The report found that 78,800 homeowner mortgages were in arrears of 2.5% or more of the outstanding balance in Q1 2018, which is down by 8% on Q1 2017 and the lowest level ever recorded by UK Finance.
Within the total, there were 24,100 homeowner mortgages with more significant arrears (defined as 10% or more of the outstanding balance). This has dropped by 3% on an annual basis.
“Mortgage arrears dropped to the lowest level since records began in 1994 in the first quarter (Q1) of the year”
In Q1, 4,500 buy-to-let mortgages were in arrears of 2.5% or more of the outstanding balance, which is down by 6% on the same quarter last year.
Within this total, there were 1,100 buy-to-let mortgages with more significant arrears.
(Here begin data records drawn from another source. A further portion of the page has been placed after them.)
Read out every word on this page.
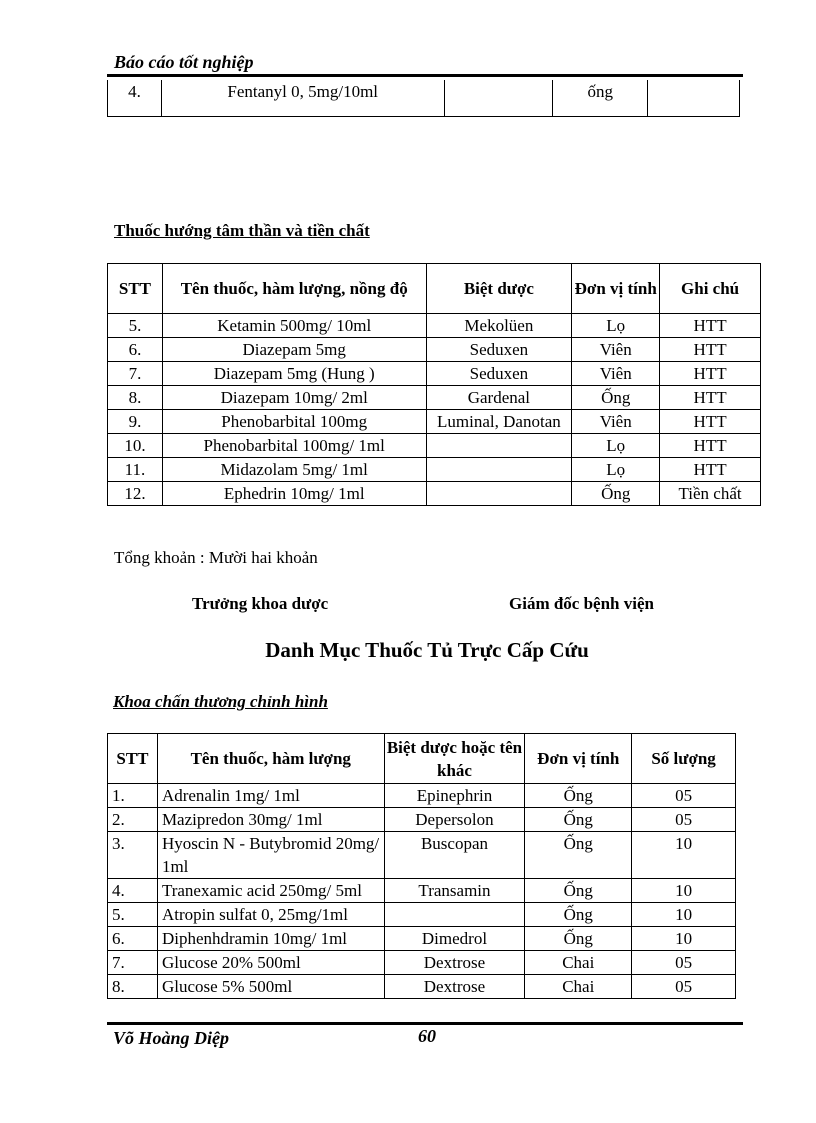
Báo cáo tốt nghiệp
4.	Fentanyl 0, 5mg/10ml		ống	
Thuốc hướng tâm thần và tiền chất
STT	Tên thuốc, hàm lượng, nồng độ	Biệt dược	Đơn vị tính	Ghi chú
5.	Ketamin 500mg/ 10ml	Mekolüen	Lọ	HTT
6.	Diazepam 5mg	Seduxen	Viên	HTT
7.	Diazepam 5mg (Hung )	Seduxen	Viên	HTT
8.	Diazepam 10mg/ 2ml	Gardenal	Ống	HTT
9.	Phenobarbital 100mg	Luminal, Danotan	Viên	HTT
10.	Phenobarbital 100mg/ 1ml		Lọ	HTT
11.	Midazolam 5mg/ 1ml		Lọ	HTT
12.	Ephedrin 10mg/ 1ml		Ống	Tiền chất
Tổng khoản : Mười hai khoản
Trưởng khoa dược	Giám đốc bệnh viện
Danh Mục Thuốc Tủ Trực Cấp Cứu
Khoa chấn thương chỉnh hình
STT	Tên thuốc, hàm lượng	Biệt dược hoặc tên khác	Đơn vị tính	Số lượng
1.	Adrenalin 1mg/ 1ml	Epinephrin	Ống	05
2.	Mazipredon 30mg/ 1ml	Depersolon	Ống	05
3.	Hyoscin N - Butybromid 20mg/ 1ml	Buscopan	Ống	10
4.	Tranexamic acid 250mg/ 5ml	Transamin	Ống	10
5.	Atropin sulfat 0, 25mg/1ml		Ống	10
6.	Diphenhdramin 10mg/ 1ml	Dimedrol	Ống	10
7.	Glucose 20% 500ml	Dextrose	Chai	05
8.	Glucose 5% 500ml	Dextrose	Chai	05
Võ Hoàng Diệp	60
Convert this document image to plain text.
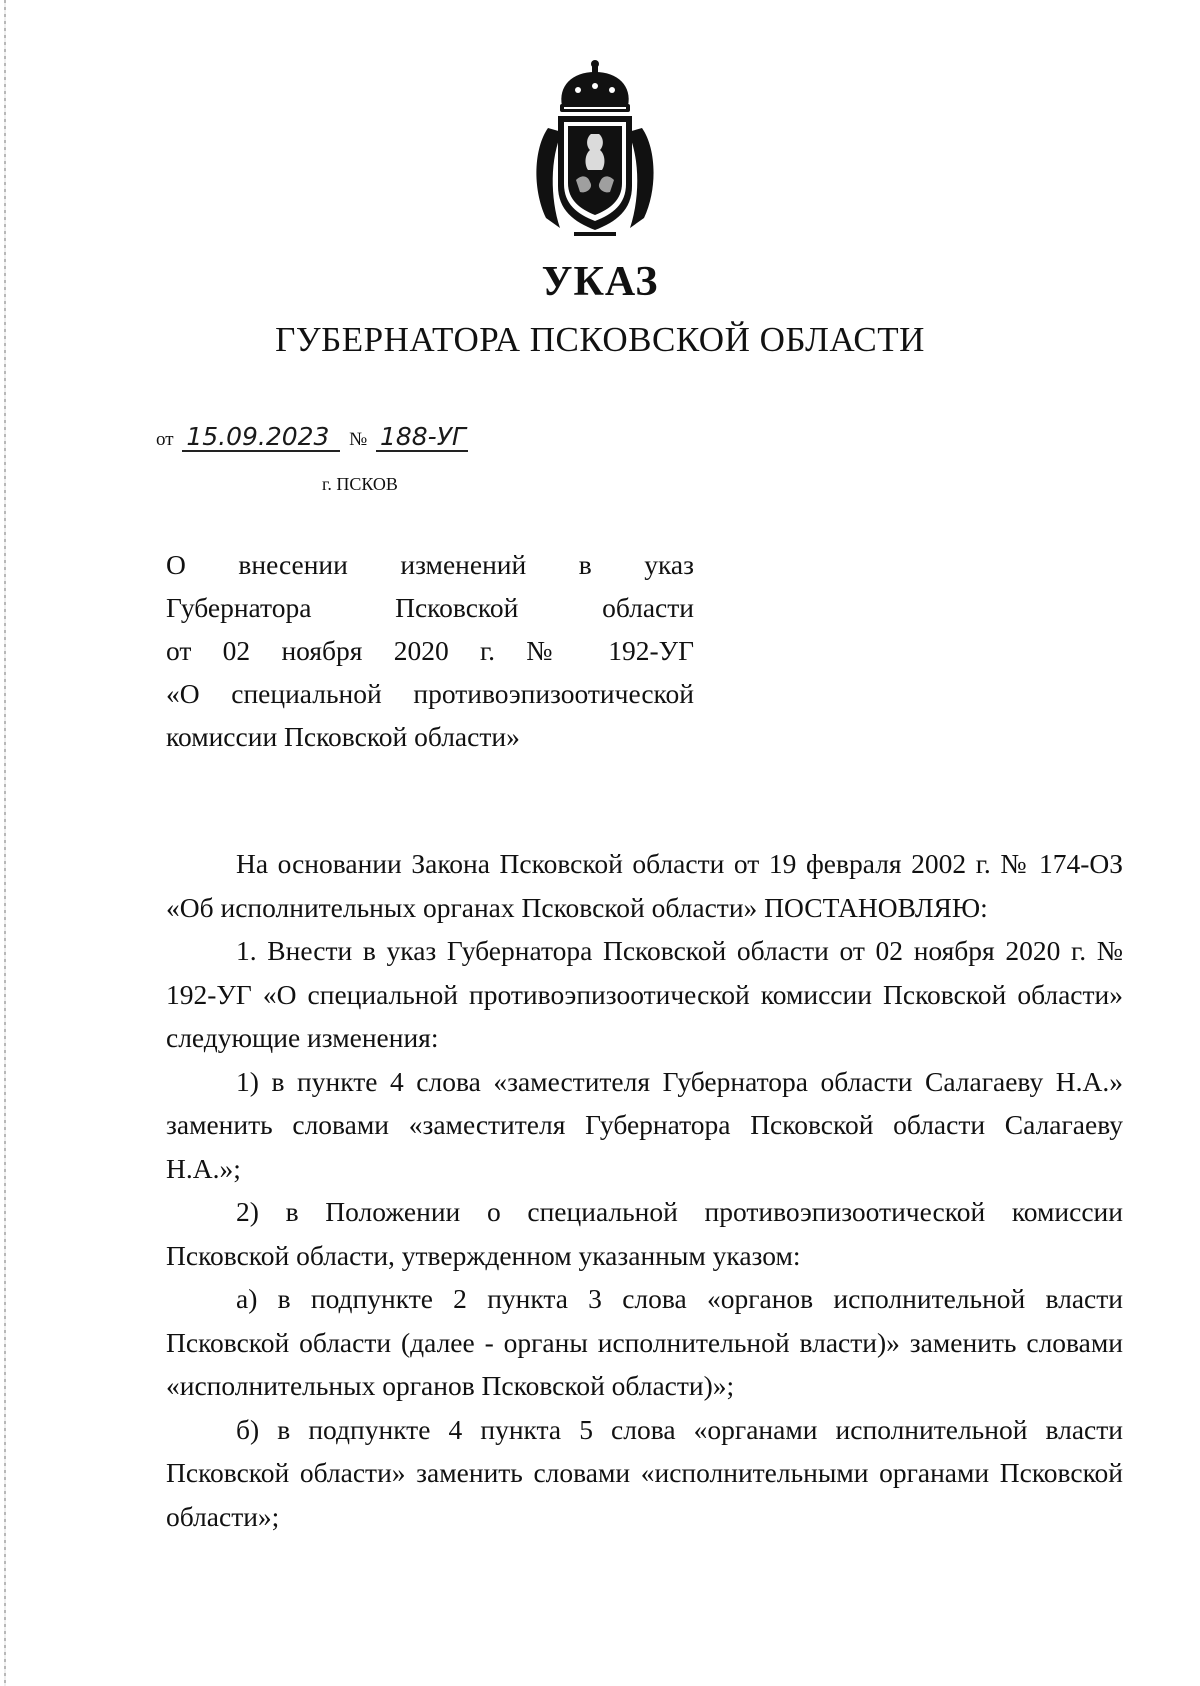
УКАЗ
ГУБЕРНАТОРА ПСКОВСКОЙ ОБЛАСТИ
от 15.09.2023 № 188-УГ
г. ПСКОВ
О внесении изменений в указ
Губернатора Псковской области
от 02 ноября 2020 г. № 192-УГ
«О специальной противоэпизоотической
комиссии Псковской области»

На основании Закона Псковской области от 19 февраля 2002 г. № 174-ОЗ «Об исполнительных органах Псковской области» ПОСТАНОВЛЯЮ:

1. Внести в указ Губернатора Псковской области от 02 ноября 2020 г. № 192-УГ «О специальной противоэпизоотической комиссии Псковской области» следующие изменения:

1) в пункте 4 слова «заместителя Губернатора области Салагаеву Н.А.» заменить словами «заместителя Губернатора Псковской области Салагаеву Н.А.»;

2) в Положении о специальной противоэпизоотической комиссии Псковской области, утвержденном указанным указом:

а) в подпункте 2 пункта 3 слова «органов исполнительной власти Псковской области (далее - органы исполнительной власти)» заменить словами «исполнительных органов Псковской области)»;

б) в подпункте 4 пункта 5 слова «органами исполнительной власти Псковской области» заменить словами «исполнительными органами Псковской области»;
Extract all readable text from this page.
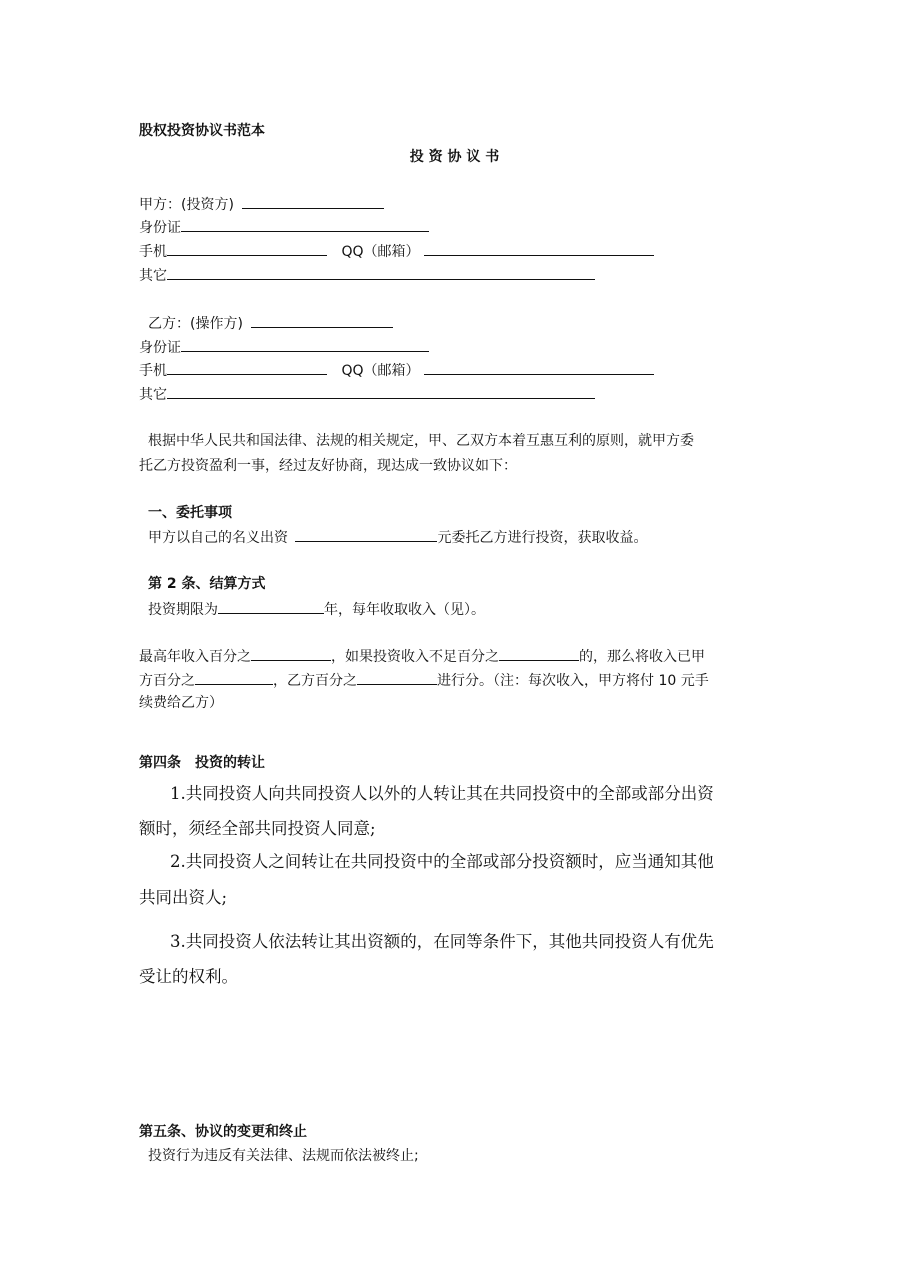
股权投资协议书范本
投 资 协 议 书
甲方：(投资方)
身份证
手机	QQ（邮箱）
其它
乙方：(操作方)
身份证
手机	QQ（邮箱）
其它
根据中华人民共和国法律、法规的相关规定，甲、乙双方本着互惠互利的原则，就甲方委
托乙方投资盈利一事，经过友好协商，现达成一致协议如下：
一、委托事项
甲方以自己的名义出资	元委托乙方进行投资，获取收益。
第 2 条、结算方式
投资期限为	年，每年收取收入（见）。
最高年收入百分之	，如果投资收入不足百分之	的，那么将收入已甲
方百分之	，乙方百分之	进行分。（注：每次收入，甲方将付 10 元手
续费给乙方）
第四条　投资的转让
1.共同投资人向共同投资人以外的人转让其在共同投资中的全部或部分出资
额时，须经全部共同投资人同意;
2.共同投资人之间转让在共同投资中的全部或部分投资额时，应当通知其他
共同出资人;
3.共同投资人依法转让其出资额的，在同等条件下，其他共同投资人有优先
受让的权利。
第五条、协议的变更和终止
投资行为违反有关法律、法规而依法被终止;
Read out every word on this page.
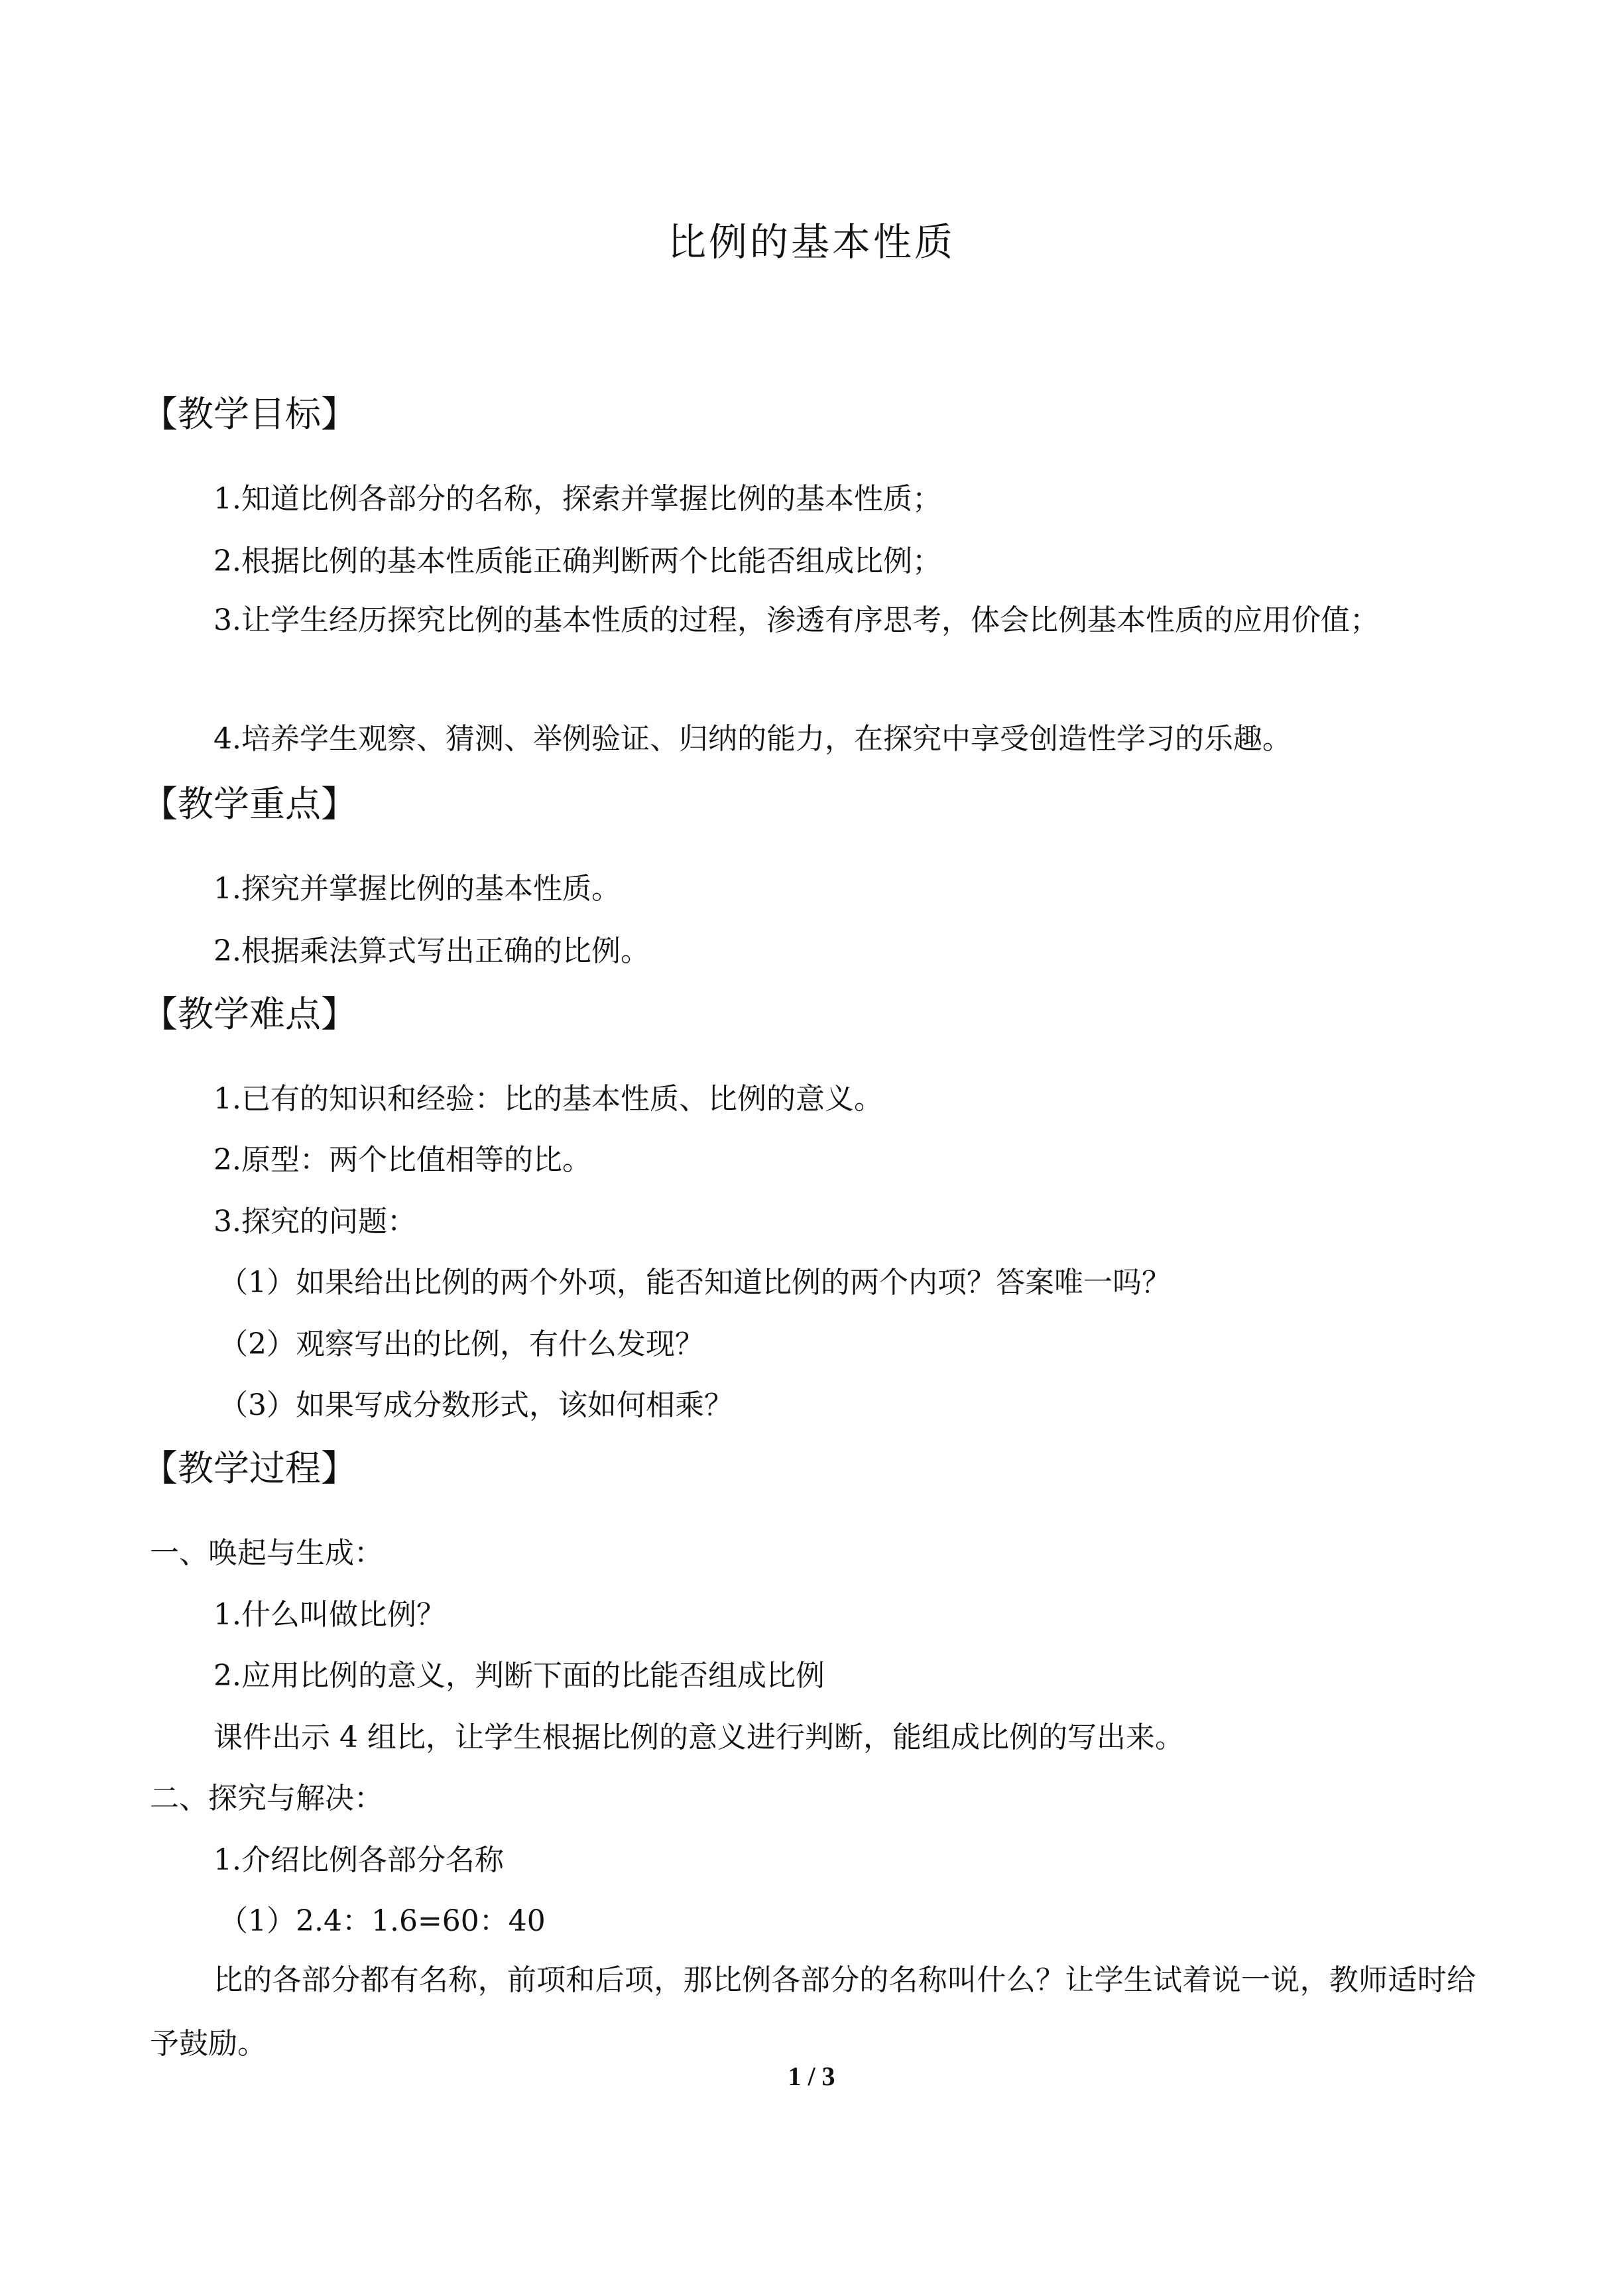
比例的基本性质
【教学目标】
1.知道比例各部分的名称，探索并掌握比例的基本性质；
2.根据比例的基本性质能正确判断两个比能否组成比例；
3.让学生经历探究比例的基本性质的过程，渗透有序思考，体会比例基本性质的应用价值；
4.培养学生观察、猜测、举例验证、归纳的能力，在探究中享受创造性学习的乐趣。
【教学重点】
1.探究并掌握比例的基本性质。
2.根据乘法算式写出正确的比例。
【教学难点】
1.已有的知识和经验：比的基本性质、比例的意义。
2.原型：两个比值相等的比。
3.探究的问题：
（1）如果给出比例的两个外项，能否知道比例的两个内项？答案唯一吗？
（2）观察写出的比例，有什么发现？
（3）如果写成分数形式，该如何相乘？
【教学过程】
一、唤起与生成：
1.什么叫做比例？
2.应用比例的意义，判断下面的比能否组成比例
课件出示 4 组比，让学生根据比例的意义进行判断，能组成比例的写出来。
二、探究与解决：
1.介绍比例各部分名称
（1）2.4：1.6=60：40
比的各部分都有名称，前项和后项，那比例各部分的名称叫什么？让学生试着说一说，教师适时给予鼓励。
1 / 3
UK Finance’s latest study also revealed that 1,200 homeowner mortgaged properties were taken into possession in Q1 2018. This is unchanged from the same quarter of 2017.
Jackie Bennett, the Director of Mortgages at UK Finance, comments on the recent data: “The number of mortgages in arrears is at its lowest level since records began, while possessions remain at a historic low.
“This has been helped by low interest rates and lenders supporting borrowers through periods of temporary financial difficulty wherever possible.”
She continues: “However, the recent change to Support for Mortgage Interest (SMI) from a benefit to a loan, as well as potential pressure on households from a future base rate rise, risk causing a reversal of this trend as the year goes on.
“Only a small minority of those eligible for the SMI loan have taken it up so far. Lenders will proactively help borrowers in receipt of SMI to see if there are other ways to make up their payments if they do not want to take out the loan.”
She concludes: “As ever, customers should not hesitate to contact their lender if they anticipate any payment problems and want to discuss what options are available. Repossession is always a last resort.”